The museum section of the mine serves another commercial purpose. It is the home of Underground Vaults & Storage, a company that securely stores items that must never be destroyed. It appears that the company serves mostly governments and the entertainment
industry. Among many other things, original prints of all our favorite movies and original costumes are safely vaulted.

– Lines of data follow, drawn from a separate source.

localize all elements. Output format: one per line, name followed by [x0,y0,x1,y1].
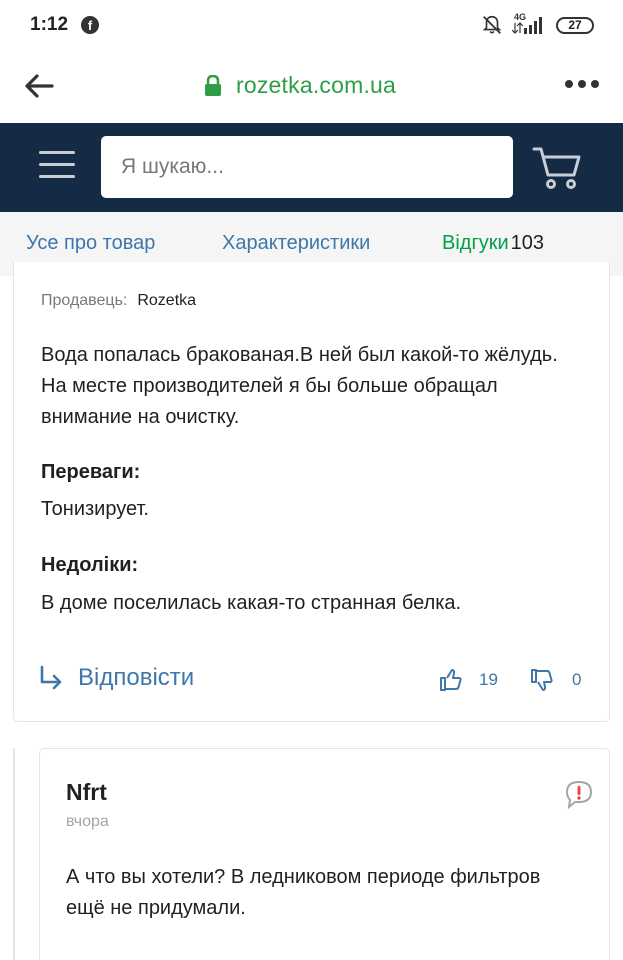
seller-name: Rozetka [137,292,197,309]
battery-indicator: 27 [556,17,594,34]
lock-icon [205,74,221,96]
review-card: Продавець: Rozetka Вода попалась бракован… [13,262,610,722]
answer-date: вчора [66,813,109,830]
answer-card: Nfrt вчора А что вы хотели? В ледниковом… [39,748,610,960]
answer-author: Nfrt [66,779,107,805]
status-time: 1:12 [30,14,69,35]
seller-row: Продавець: Rozetka [41,292,196,310]
thumbs-down-icon [531,669,553,691]
reply-label: Відповісти [78,664,195,691]
status-bar: 1:12 f 4G 27 [0,0,623,50]
review-text: Вода попалась бракованая.В ней был какой… [41,344,558,428]
more-options-icon[interactable] [564,79,600,89]
search-input[interactable] [101,136,513,198]
url-text: rozetka.com.ua [236,72,397,98]
like-count: 19 [479,670,498,689]
pros-title: Переваги: [41,461,141,483]
complain-icon[interactable] [564,779,594,809]
facebook-icon: f [81,16,99,34]
site-header [0,123,623,212]
cons-text: В доме поселилась какая-то странная белк… [41,592,462,614]
answer-text: А что вы хотели? В ледниковом периоде фи… [66,866,541,919]
thumbs-up-icon [440,669,462,691]
bell-off-icon [482,15,502,34]
seller-label: Продавець: [41,292,128,309]
hamburger-menu-icon[interactable] [39,150,75,180]
like-button[interactable]: 19 [439,668,498,692]
pros-text: Тонизирует. [41,498,149,520]
cart-icon[interactable] [532,145,582,191]
back-arrow-icon[interactable] [24,72,54,100]
reply-button[interactable]: Відповісти [38,664,194,692]
dislike-count: 0 [572,670,582,689]
signal-icon [512,17,542,34]
browser-bar: rozetka.com.ua [0,50,623,123]
dislike-button[interactable]: 0 [530,668,581,692]
address-bar[interactable]: rozetka.com.ua [204,72,396,99]
tab-reviews-label: Відгуки [442,232,509,254]
thread-line [13,748,15,960]
reply-arrow-icon [40,665,62,690]
cons-title: Недоліки: [41,554,139,576]
tab-reviews-count: 103 [510,232,545,254]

Not far away is the Cosmosphere. It’s a space museum to behold. It features room after room of stories and artifacts that chronicle our space travel (and military rocketry) since we started reaching into the final frontier. My half day visit was much too short. On display are a German V-2 rocket, the actual Apollo 13 command module, the Liberty Bell 7 capsule, a Titan rocket, the world’s fastest spyplane (Blackbird), and Gemini X and Vostok/Voskhod crafts that have been out of this world. The planetarium show is a bit
weak. The IMAX show is better, as is Dr. Goddard’s Live Science Show. But the exhibits are enthralling. It’s frightening to see what Russia subjected Great Britain to during WW II. It’s also interesting to hear the full story about how we beat the Russians to Dr. Von
Braun and his fellow German scientists. There’s also lots of hands-on stuff to do. Some of the images below have interesting text; you can open and then zoom in to read if you care to.
We said good-bye to Wichita getting our fill but, at the same time, missing many of its other treasures, like the Museum of Art
and the Aviation Museum. Don’t know if we’ll ever get back, but we came away with a favorable impression of this lovely city – and new facts to fill in all of the history “threads” that we’ve been following throughout this journey.